Sur les frais de l’instance :
Les dispositions de l’article L. 761-1 du code de justice administrative font obstacle à ce que soit mis à la charge de M. B..., qui n’est pas la partie perdante dans la présente instance, le versement de la somme que le SDIS des Vosges demande au titre des frais exposés et non compris dans les dépens.
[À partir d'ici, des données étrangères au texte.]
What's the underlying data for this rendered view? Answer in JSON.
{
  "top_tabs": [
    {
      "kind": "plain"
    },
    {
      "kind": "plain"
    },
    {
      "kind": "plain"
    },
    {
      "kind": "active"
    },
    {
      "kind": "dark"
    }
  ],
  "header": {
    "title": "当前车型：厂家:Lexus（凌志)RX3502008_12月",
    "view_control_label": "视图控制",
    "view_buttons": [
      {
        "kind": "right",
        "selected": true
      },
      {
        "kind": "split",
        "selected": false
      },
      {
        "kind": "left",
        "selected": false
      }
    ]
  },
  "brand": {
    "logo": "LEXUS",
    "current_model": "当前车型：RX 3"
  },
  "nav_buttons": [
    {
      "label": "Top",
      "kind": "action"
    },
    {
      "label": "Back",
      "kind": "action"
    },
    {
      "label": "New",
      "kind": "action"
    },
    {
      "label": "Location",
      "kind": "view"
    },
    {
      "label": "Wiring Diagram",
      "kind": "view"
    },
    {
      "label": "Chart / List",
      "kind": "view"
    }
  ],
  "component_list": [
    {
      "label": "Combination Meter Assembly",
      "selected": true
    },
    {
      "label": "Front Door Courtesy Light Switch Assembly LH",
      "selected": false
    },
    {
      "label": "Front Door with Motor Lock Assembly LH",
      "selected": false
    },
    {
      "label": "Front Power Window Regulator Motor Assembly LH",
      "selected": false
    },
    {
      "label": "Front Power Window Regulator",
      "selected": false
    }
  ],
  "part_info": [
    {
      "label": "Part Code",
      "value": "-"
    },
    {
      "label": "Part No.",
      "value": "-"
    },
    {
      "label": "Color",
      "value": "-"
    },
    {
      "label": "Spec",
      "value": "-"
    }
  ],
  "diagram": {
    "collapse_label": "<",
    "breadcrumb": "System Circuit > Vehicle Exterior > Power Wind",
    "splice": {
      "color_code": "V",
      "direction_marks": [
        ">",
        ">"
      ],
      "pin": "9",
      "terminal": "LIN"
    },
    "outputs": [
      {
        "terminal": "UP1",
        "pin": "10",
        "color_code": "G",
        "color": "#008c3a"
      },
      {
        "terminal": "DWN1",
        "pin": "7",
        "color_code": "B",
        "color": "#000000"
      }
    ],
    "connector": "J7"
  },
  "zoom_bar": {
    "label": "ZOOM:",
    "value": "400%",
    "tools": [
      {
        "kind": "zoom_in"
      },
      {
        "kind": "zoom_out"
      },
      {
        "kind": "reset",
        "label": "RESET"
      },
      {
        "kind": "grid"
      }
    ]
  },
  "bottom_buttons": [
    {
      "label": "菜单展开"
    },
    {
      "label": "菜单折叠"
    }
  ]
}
Il y a lieu, en revanche, de faire application de ces dispositions et de mettre à la charge du SDIS des Vosges le versement d’une somme de 1 500 euros au titre des frais exposés par M. B... et non compris dans les dépens.

D E C I D E :

Article 1er : L’arrêté du 27 juillet 2023 du président du conseil d’administration du SDIS des Vosges maintenant M. B... en congé maladie ordinaire à compter du 6 juillet 2023 est annulé.
Article 2 : Il est enjoint au SDIS des Vosges de réintégrer M. B... dans ses fonctions à compter du 5 août 2023 et jusqu’au 13 février 2024, dans un délai de deux mois à compter de la notification du présent jugement.
Article 3 : Le SDIS des Vosges versera la somme de 1 500 euros à M. B... au titre de l’article L. 761-1 du code de justice administrative.
Article 4 : Le surplus des conclusions de la requête est rejeté.
Article 5 : Les conclusions du SDIS des Vosges présentées sur le fondement des dispositions de l’article L. 761-1 du code de justice administrative sont rejetées.
Article 6 : Le présent jugement sera notifié à M. C... B... et au service départemental d’incendie et de secours des Vosges.


Délibéré après l’audience du 3 février 2026, à laquelle siégeaient :

M. Coudert, président,
Mme Milin-Rance, première conseillère,
M. Siebert, conseiller.


Rendu public par mise à disposition au greffe le 3 mars 2026.


Le rapporteur,





T. SiebertLe président,





B. Coudert

La greffière,





A. Mathieu

La République mande et ordonne au préfet des Vosges en ce qui le concerne ou à tous commissaires de justice à ce requis en ce qui concerne les voies de droit commun contre les parties privées, de pourvoir à l’exécution de la présente décision.